Artificial Intelligence Laboratory, Faculty of Engineering and Computing, First City University College, Petaling Jaya, Malaysia.
School of Science and Technology, Nottingham Trent University, Nottingham, United Kingdom.
Front Immunol. 2020 Mar 31;11:380. doi: 10.3389/fimmu.2020.00380. eCollection 2020.

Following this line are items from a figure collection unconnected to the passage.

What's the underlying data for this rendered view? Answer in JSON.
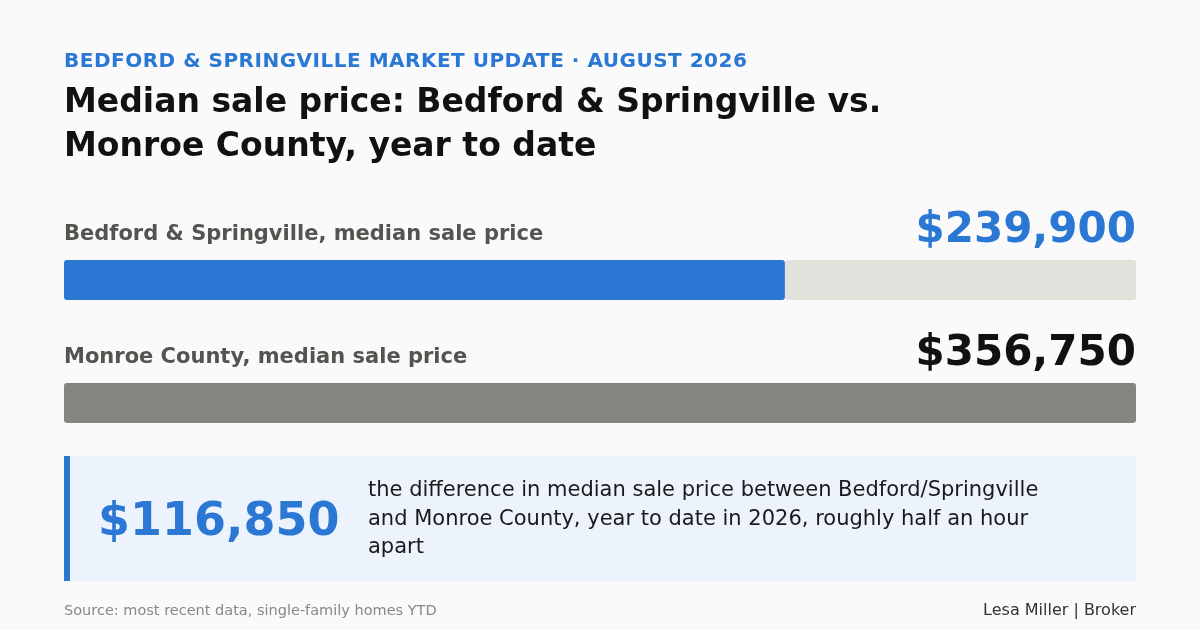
{
  "chart_data": {
    "type": "bar",
    "orientation": "horizontal",
    "subtitle": "BEDFORD & SPRINGVILLE MARKET UPDATE · AUGUST 2026",
    "title": "Median sale price: Bedford & Springville vs. Monroe County, year to date",
    "categories": [
      "Bedford & Springville, median sale price",
      "Monroe County, median sale price"
    ],
    "values": [
      239900,
      356750
    ],
    "value_labels": [
      "$239,900",
      "$356,750"
    ],
    "colors": [
      "#2b78d4",
      "#878580"
    ],
    "annotations": [
      "$116,850",
      "the difference in median sale price between Bedford/Springville and Monroe County, year to date in 2026, roughly half an hour apart",
      "Source: most recent data, single-family homes YTD",
      "Lesa Miller | Broker"
    ]
  }
}
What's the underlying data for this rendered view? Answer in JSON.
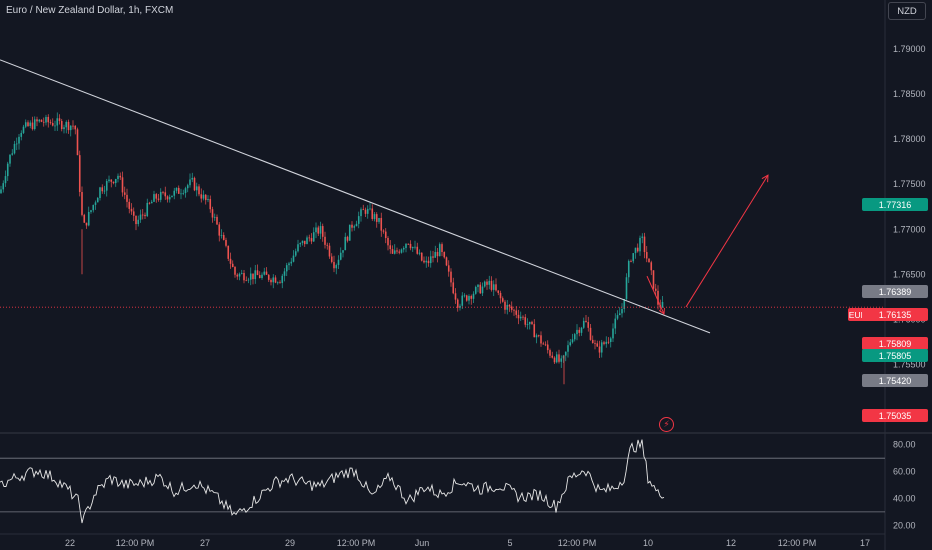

Sepsis is defined as dysregulated host response caused by systemic infection, leading to organ failure. It is a life-threatening condition, often requiring admission to an intensive care unit (ICU). The causative agents and processes involved are multifactorial but are characterized by an overarching inflammatory response, sharing elements in common with severe inflammatory response syndrome (SIRS) of non-infectious origin. Sepsis presents with a range of pathophysiological and genetic features which make clinical differentiation from SIRS very challenging. This may reflect a poor understanding of the key gene inter-activities and/or pathway associations underlying these disease processes. Improved understanding is critical for early differential recognition of sepsis and SIRS and to improve patient management and clinical outcomes. Judicious selection of gene biomarkers suitable for development of diagnostic tests/testing could make differentiation of sepsis and SIRS feasible. Here we describe a methodologic framework for the identification and validation of biomarkers in SIRS, sepsis and septic shock patients, using a 2-tier gene screening, artificial neural network (ANN) data mining technique, using previously published gene expression datasets. Eight key hub markers have been identified which may delineate distinct, core disease processes and which show potential for informing underlying immunological and pathological processes and thus patient stratification and treatment. These do not show sufficient fold change differences between the different disease states to be useful as primary diagnostic biomarkers, but are instrumental in identifying candidate pathways and other associated biomarkers for further exploration.
败血症被定义为全身感染引起的宿主失调反应,导致器官衰竭。它是一种危及生命的疾病,通常需要入住重症监护病房(ICU)。其致病因素和涉及的过程是多因素的,但以过度的炎症反应为特征,与非感染性来源的严重炎症反应综合征(SIRS)有共同的元素。败血症表现出一系列病理生理和遗传特征,使得临床区分败血症和 SIRS 非常具有挑战性。这可能反映出对这些疾病过程中关键基因相互作用和/或途径关联的理解不足。深入了解这些过程对于早期区分败血症和 SIRS 以及改善患者管理和临床结果至关重要。明智地选择适合开发诊断测试的基因生物标志物,可以使败血症和 SIRS 的区分成为可能。在这里,我们描述了一种使用 2 层基因筛选、人工神经网络(ANN)数据挖掘技术,对 SIRS、败血症和感染性休克患者的生物标志物进行鉴定和验证的方法学框架,该技术使用了先前发表的基因表达数据集。已经确定了 8 个关键的枢纽标记物,它们可能描绘出不同的核心疾病过程,并有可能为潜在的免疫学和病理学过程提供信息,从而对患者进行分层和治疗。这些标记物在不同疾病状态之间的变化差异不足以作为主要的诊断生物标志物,但对于确定候选途径和其他相关生物标志物进行进一步探索具有重要作用。